The south I know isn't all that much different from most other regions in the country. The middle class suburb in which I grew up could be easily located in just about any state in the union. Mass communication, starting with the television, has been a great leveling force. Accents are less pronounced, clothing styles are more uniform, and regional peculiarities are increasingly few in number. Some lament that this region is losing more and more of its authentic flavor, but this is a phenomenon that's hardly the domain of the south. With mass production we eat the same foods, watch the same programs, frequent the same shops, and obsess about the same things.

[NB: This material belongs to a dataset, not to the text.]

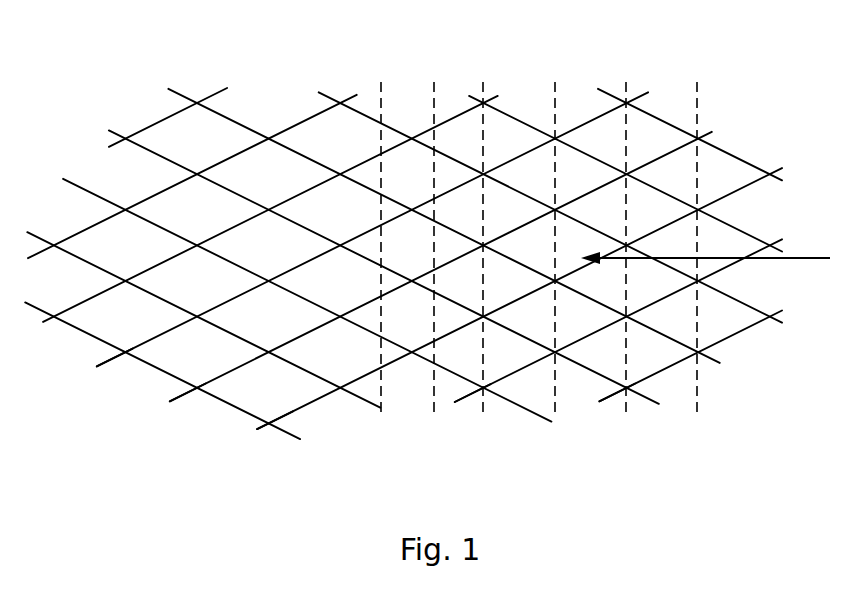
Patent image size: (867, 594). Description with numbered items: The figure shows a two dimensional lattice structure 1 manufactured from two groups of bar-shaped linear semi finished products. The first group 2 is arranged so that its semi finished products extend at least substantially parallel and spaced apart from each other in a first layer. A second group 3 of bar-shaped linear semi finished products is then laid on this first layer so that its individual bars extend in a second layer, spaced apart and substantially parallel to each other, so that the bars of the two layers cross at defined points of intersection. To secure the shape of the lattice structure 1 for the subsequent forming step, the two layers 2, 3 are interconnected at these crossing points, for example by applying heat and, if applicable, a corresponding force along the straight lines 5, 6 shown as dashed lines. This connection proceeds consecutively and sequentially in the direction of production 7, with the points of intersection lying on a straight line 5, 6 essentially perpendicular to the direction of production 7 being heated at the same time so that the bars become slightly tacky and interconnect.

If Southern Literature wants to stay current, it needs to adapt to these times. Yet, in the twenty-first century, region is becoming less and less important to the dialogue. Each part of the country will always retain some of its own unique flair, but the capitalism of this modern era, individuality is being replaced by consumerist conformity, for better and for worse. If progress is a million identical Target shopping centers, one wonders what that impact will be upon popular culture, art, and all creative pursuits.

1 comment:

Life As I Know It Now said...

My friend moved to Vermont a few years back and I went to visit her for a week after she settled in. One thing about that state, small though it is, the mom & pop shops are it. I think I saw one McDonald's and one Walmart the whole time I was there and that was in the capital. Most towns were small and had just locally owned small business is the standard. It was really nice if just a tiny bit more expensive.